SOMMAIRE
Jean Kaempfer & Jérôme Meizoz : Avant-propos: les conditions de l'«autonomie» éthique et juridique du littéraire
Michel JEANNERET - Tragédie et morale publique au XVIIe siècle (p. 7-24)
Pasteurisée, dès l'origine, par des théoriciens frileux, affadie par une tradition scolaire en quête d'exemples édifiants, la tragédie classique a perdu sa virulence. On rappelle ici qu'elle explore le monde sauvage des fantasmes et que, loin de se ranger à la morale et aux bienséances, elle défie, du moins par moments, un ordre opprimant. Le Cid, la querelle qui entoure cette pièce et quelques aspects de la théorie dramatique de Corneille (la vraisemblance, la catharsis) sont au centre de l'enquête.
Jean KAEMPFER - L'esthète, le républicain et l'anatomiste (p. 25-44)
Dans sa marche vers l'autonomie, au XIXe siècle, la littérature rencontre plusieurs fois la moralité publique. Aux points d'incidence, des querelles ont lieu. Je les appelle des scènes, et décris trois d'entre elles, typiques. La scène républicaine montre des écrivains qui veulent être utiles à la société; mais celle-ci leur réserve un accueil mitigé. Sur la scène romantique, le débat est vif et tourne court rapidement: confrontés à la bêtise des philistins, les poètes organisent leur retrait et font sécession. La scène naturaliste exhibe la bête humaine; le public, invité à se reconnaître dans ce portrait, crie à la diffamation. Mais quel que soit le différend, c'est l'amour du beau, revendiqué avec orgueil, qui lui donne lieu.

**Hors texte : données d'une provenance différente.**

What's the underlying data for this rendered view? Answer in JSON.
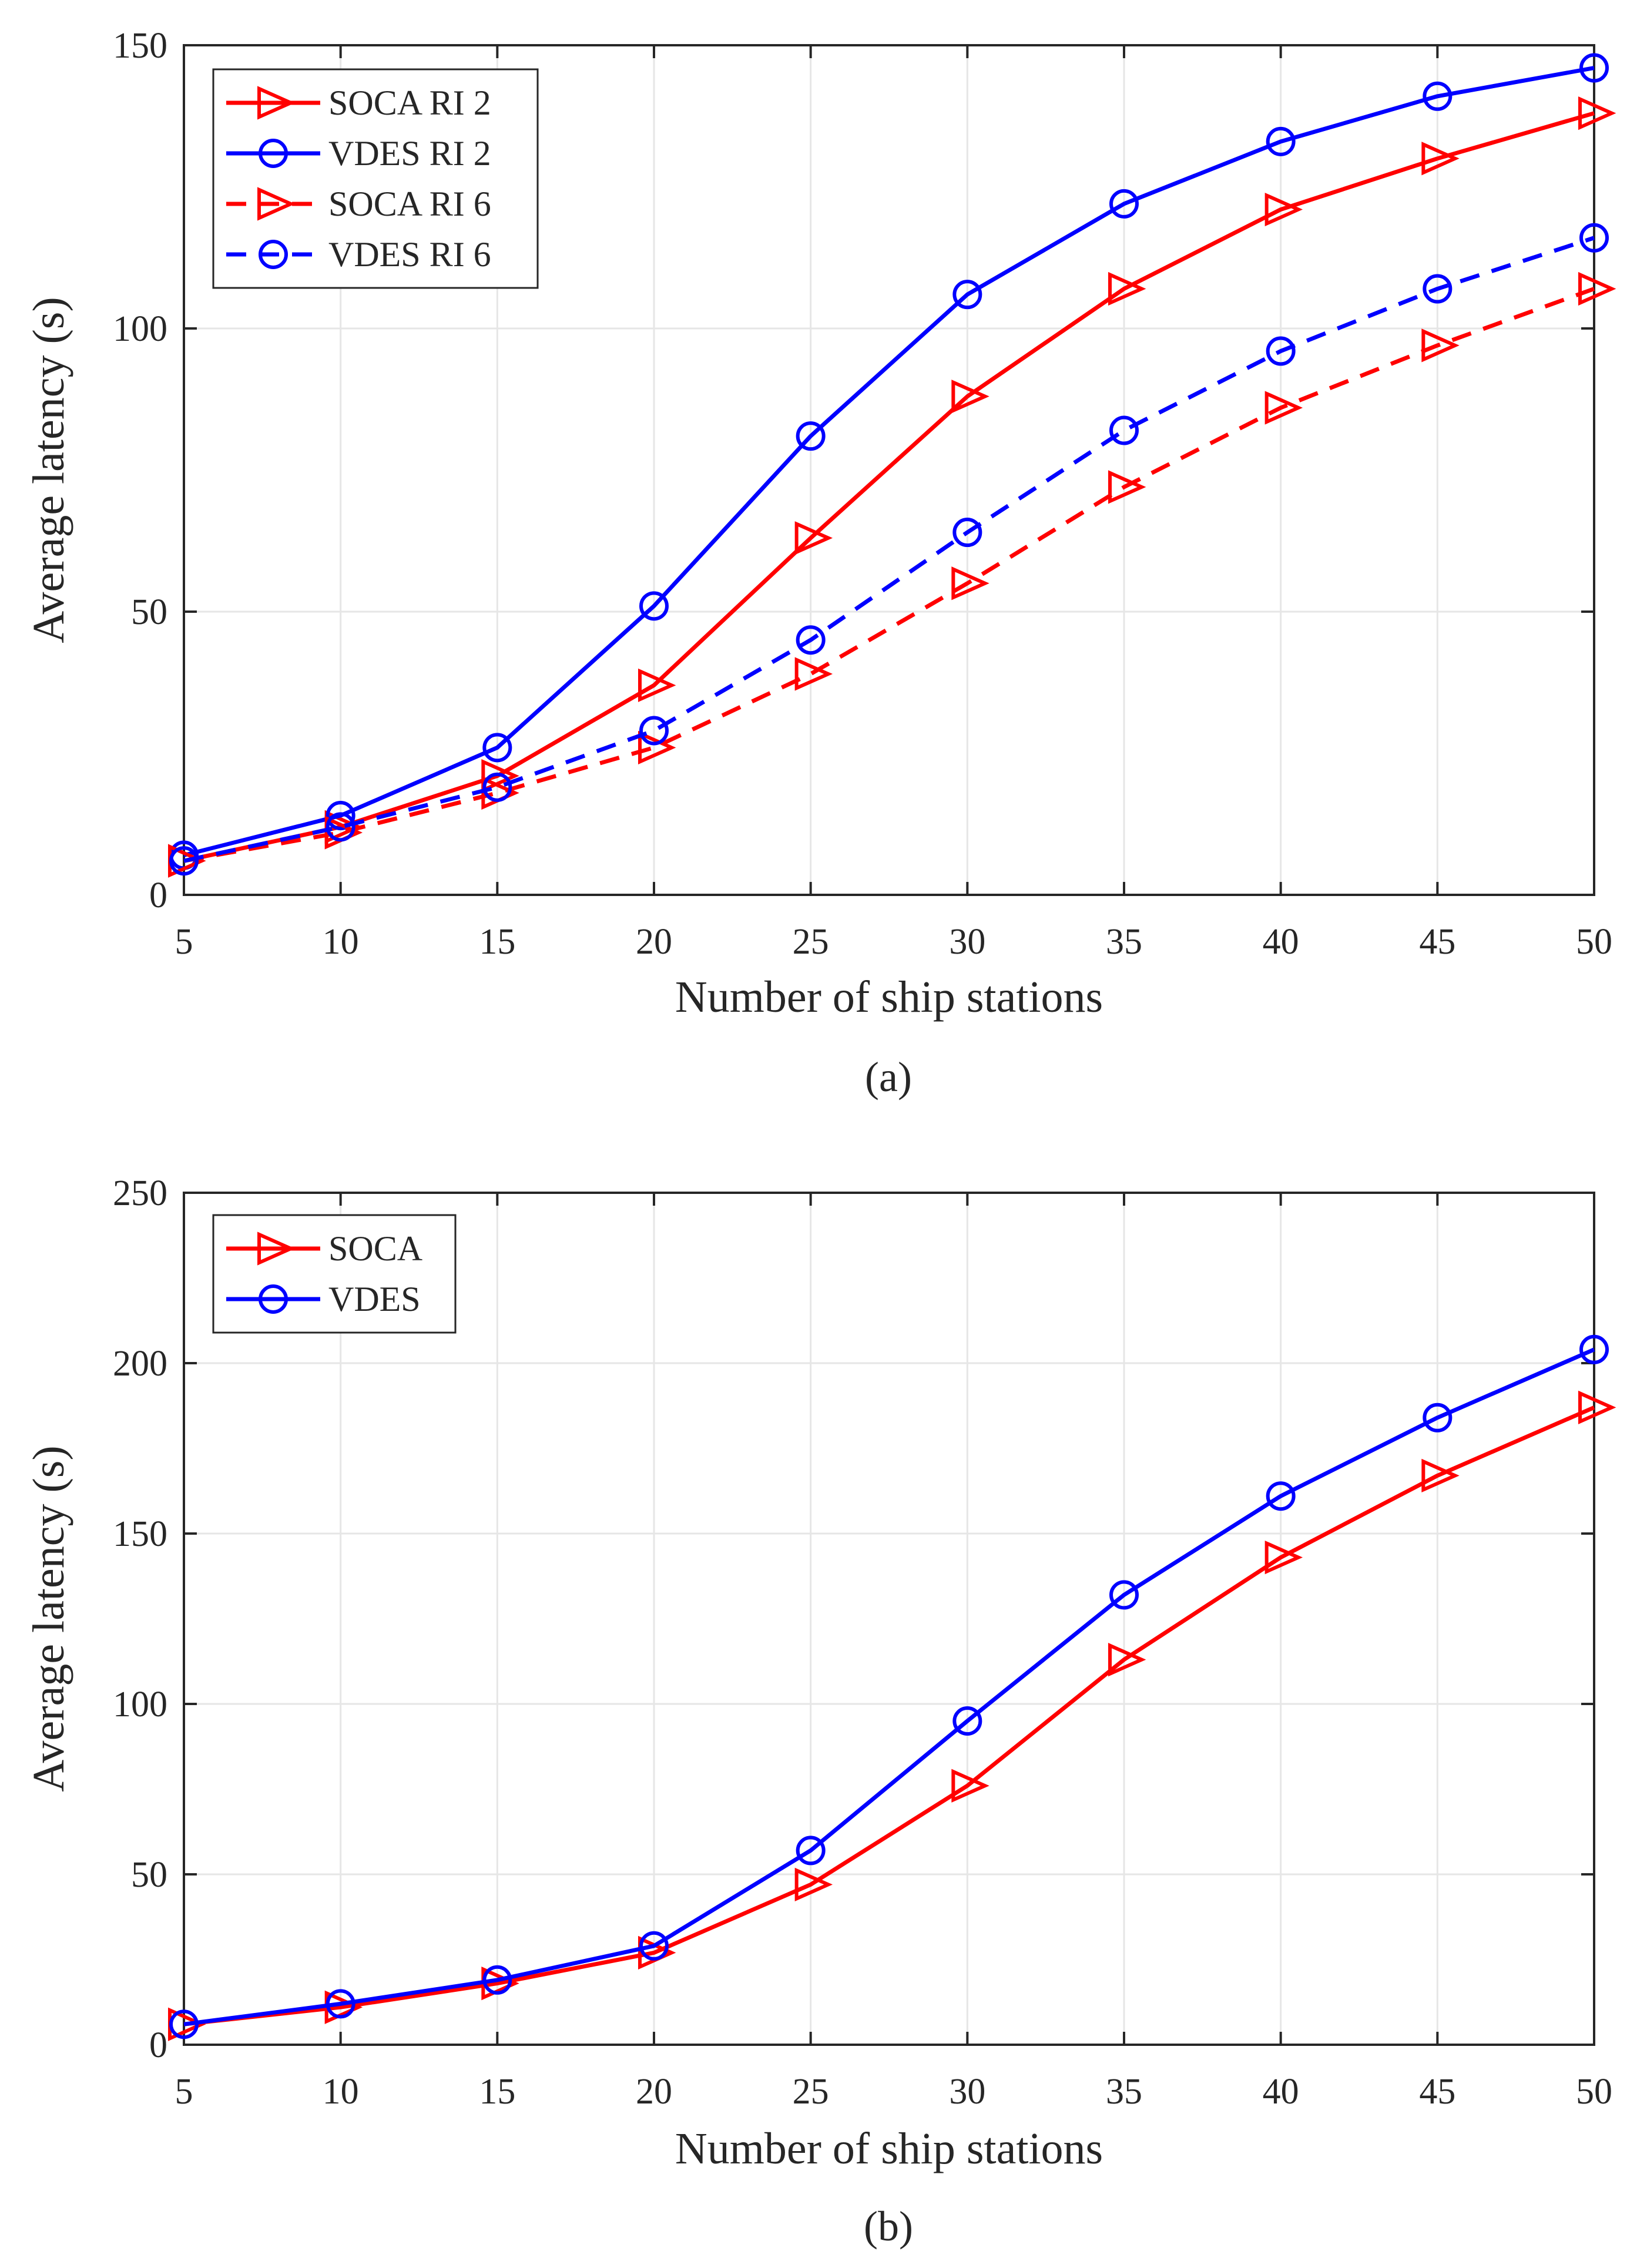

Robert NETZ - Censure de pouvoirs et censure d'opinion: les «romans à proscrire» au temps de Flaubert (p. 45-60)
Dans le premier tiers du XIXe siècle, l'idéologie dominante conjugue la défense de la morale avec celle de la religion et de l'ordre social. Mais la censure contre «les mauvais livres» est battue en brèche par la volonté des écrivains de peindre le « vrai » social et psychologique. À la fin du siècle, associant «marée pornographique» et sexualité, la censure se présente de plus en plus comme le garant d'une indispensable prophylaxie sociale.

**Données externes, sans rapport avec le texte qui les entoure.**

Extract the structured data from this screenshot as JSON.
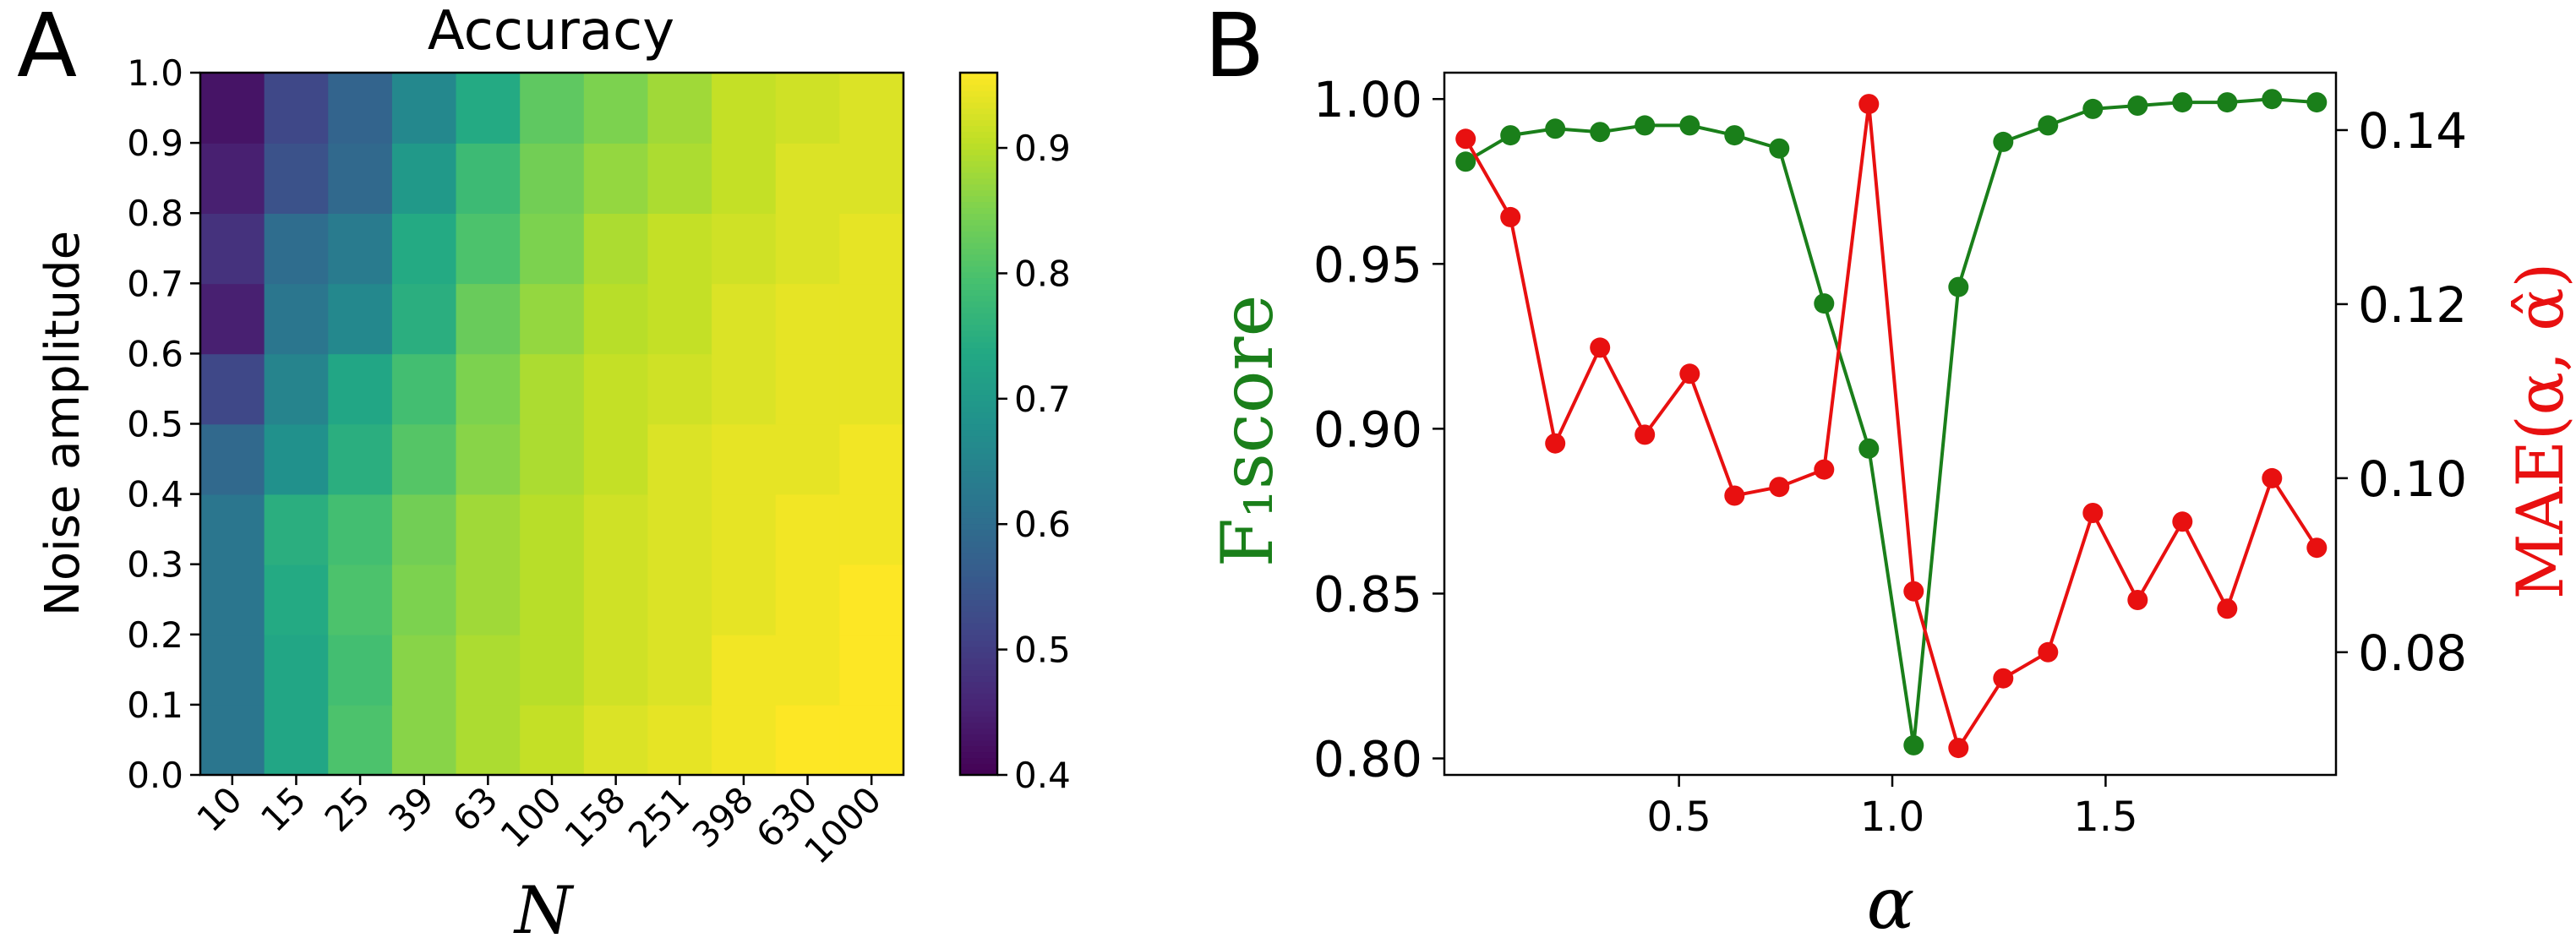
{
  "panels": {
    "a": "A",
    "b": "B"
  },
  "chart_data": [
    {
      "type": "heatmap",
      "title": "Accuracy",
      "xlabel": "N",
      "ylabel": "Noise amplitude",
      "x_categories": [
        "10",
        "15",
        "25",
        "39",
        "63",
        "100",
        "158",
        "251",
        "398",
        "630",
        "1000"
      ],
      "y_ticks": [
        "0.0",
        "0.1",
        "0.2",
        "0.3",
        "0.4",
        "0.5",
        "0.6",
        "0.7",
        "0.8",
        "0.9",
        "1.0"
      ],
      "y_rows_bottom_to_top": [
        "0.0",
        "0.1",
        "0.2",
        "0.3",
        "0.4",
        "0.5",
        "0.6",
        "0.7",
        "0.8",
        "0.9"
      ],
      "values": [
        [
          0.62,
          0.73,
          0.8,
          0.86,
          0.89,
          0.91,
          0.93,
          0.94,
          0.95,
          0.96,
          0.96
        ],
        [
          0.62,
          0.73,
          0.79,
          0.86,
          0.89,
          0.9,
          0.92,
          0.93,
          0.95,
          0.95,
          0.96
        ],
        [
          0.62,
          0.74,
          0.8,
          0.85,
          0.88,
          0.9,
          0.92,
          0.93,
          0.94,
          0.95,
          0.96
        ],
        [
          0.62,
          0.75,
          0.79,
          0.84,
          0.88,
          0.9,
          0.92,
          0.93,
          0.94,
          0.95,
          0.95
        ],
        [
          0.59,
          0.68,
          0.75,
          0.81,
          0.86,
          0.89,
          0.91,
          0.93,
          0.94,
          0.94,
          0.95
        ],
        [
          0.52,
          0.65,
          0.73,
          0.79,
          0.85,
          0.89,
          0.91,
          0.92,
          0.93,
          0.94,
          0.94
        ],
        [
          0.45,
          0.62,
          0.66,
          0.75,
          0.83,
          0.87,
          0.9,
          0.91,
          0.93,
          0.94,
          0.94
        ],
        [
          0.48,
          0.6,
          0.63,
          0.74,
          0.8,
          0.85,
          0.89,
          0.91,
          0.92,
          0.93,
          0.94
        ],
        [
          0.45,
          0.54,
          0.59,
          0.7,
          0.78,
          0.84,
          0.87,
          0.89,
          0.91,
          0.93,
          0.93
        ],
        [
          0.43,
          0.52,
          0.58,
          0.66,
          0.74,
          0.82,
          0.85,
          0.88,
          0.91,
          0.92,
          0.93
        ]
      ],
      "colorbar": {
        "min": 0.4,
        "max": 0.96,
        "ticks": [
          "0.4",
          "0.5",
          "0.6",
          "0.7",
          "0.8",
          "0.9"
        ],
        "colormap": "viridis"
      }
    },
    {
      "type": "line",
      "xlabel": "α",
      "x_ticks": [
        "0.5",
        "1.0",
        "1.5"
      ],
      "xlim": [
        -0.05,
        2.04
      ],
      "series": [
        {
          "name": "F₁score",
          "axis": "left",
          "color": "#1a7f1a",
          "x": [
            0.0,
            0.105,
            0.21,
            0.315,
            0.42,
            0.525,
            0.63,
            0.735,
            0.84,
            0.945,
            1.05,
            1.155,
            1.26,
            1.365,
            1.47,
            1.575,
            1.68,
            1.785,
            1.89,
            1.995
          ],
          "y": [
            0.981,
            0.989,
            0.991,
            0.99,
            0.992,
            0.992,
            0.989,
            0.985,
            0.938,
            0.894,
            0.804,
            0.943,
            0.987,
            0.992,
            0.997,
            0.998,
            0.999,
            0.999,
            1.0,
            0.999
          ]
        },
        {
          "name": "MAE(α, α̂)",
          "axis": "right",
          "color": "#e81010",
          "x": [
            0.0,
            0.105,
            0.21,
            0.315,
            0.42,
            0.525,
            0.63,
            0.735,
            0.84,
            0.945,
            1.05,
            1.155,
            1.26,
            1.365,
            1.47,
            1.575,
            1.68,
            1.785,
            1.89,
            1.995
          ],
          "y": [
            0.139,
            0.13,
            0.104,
            0.115,
            0.105,
            0.112,
            0.098,
            0.099,
            0.101,
            0.143,
            0.087,
            0.069,
            0.077,
            0.08,
            0.096,
            0.086,
            0.095,
            0.085,
            0.1,
            0.092
          ]
        }
      ],
      "left_axis": {
        "label": "F₁score",
        "ylim": [
          0.795,
          1.008
        ],
        "ticks": [
          "0.80",
          "0.85",
          "0.90",
          "0.95",
          "1.00"
        ]
      },
      "right_axis": {
        "label": "MAE(α, α̂)",
        "ylim": [
          0.0659,
          0.1466
        ],
        "ticks": [
          "0.08",
          "0.10",
          "0.12",
          "0.14"
        ]
      }
    }
  ]
}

Gisèle SAPIRO - L'art a-t-il des limites? Des conceptions de la déontologie de l'écrivain en France (p. 61-74)
La déontologie du métier d'écrivain s'est définie très largement contre la morale publique. Dans une première étape, qui est la principale phase d'autonomisation du champ littéraire, elle s'élabore en réaction aux inculpations dont font l'objet les écrivains accusés d'atteinte à la morale publique et religieuse et aux bonnes moeurs. Après la libéralisation de l'écrit sous la IIIe République, elle doit se redéfinir face aux limites que les défenseurs de l'ordre moral et social tentent d'imposer à la littérature au nom de la responsabilité sociale de l'écrivain.
Luc RASSON - Fiction et totalitarisme: Koestler, Serge, London (p. 75-88)

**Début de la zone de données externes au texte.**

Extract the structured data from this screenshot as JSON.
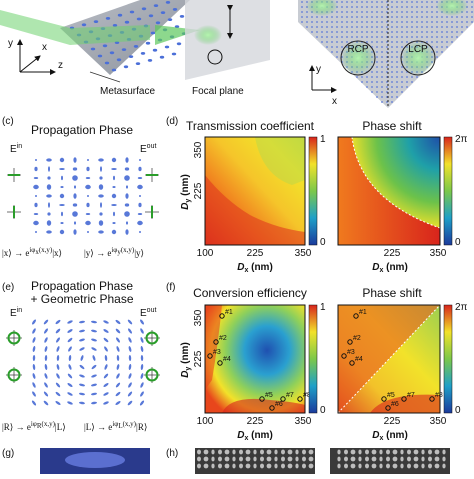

Comment penser une littérature écrite dans un contexte totalitaire dans lequel sont bafouées les valeurs les plus élémentaires de la morale publique? Les textes d'Arthur Koestler, Victor Serge, Artur London qui décrivent le mécanisme des procès staliniens pointent vers une mise en oeuvre politique du concept de fiction: c'est dans la mesure où la fiction idéologique prend le dessus, au prix d'une liquidation de la réalité même, que les régimes totalitaires peuvent être qualifiés d'immoraux. Aussi la littérature peut-elle contribuer à la restauration de la morale publique, sans être réduite pour autant à cette exigence morale.
Hervé SERRY - Comment condamner la littérature? Contrôle doctrinal catholique et création littéraire au XXe siècle (p. 89-110)
Les modalités du contrôle par l'Église catholique en France de la production intellectuelle, et plus particulièrement de la littérature (les «mauvais livres»), révèlent particulièrement bien les conditions de possibilités d'une activité intellectuelle (relativement) autonome. La censure ecclésiale s'inscrit dans un contexte de perte de pouvoir de l'Église, particulièrement à la fin du XIXe siècle. La production savante, détachée du pouvoir ecclésial, autant que la littérature d'imagination, livrent une mise en forme du monde qui s'oppose à celle de la religion. La relation directe avec les oeuvres, qui s'étend avec la diffusion du livre et la scolarisation croissante, est vécue comme un danger par l'institution catholique. L'examen de la mise en place des instances de contrôle, de leur insertion dans les luttes proprement ecclésiales du XIXe siècle, permet de montrer les enjeux (littéraires et cléricaux) et les limites de la censure religieuse. L'étude de plusieurs manifestations de cette volonté de contrôle, dans le contexte de la crise moderniste et de la «renaissance littéraire catholique» dans les années 1910-1930, révèle certaines des réponses que le champ littéraire apporte à cette limitation potentielle de son autonomie.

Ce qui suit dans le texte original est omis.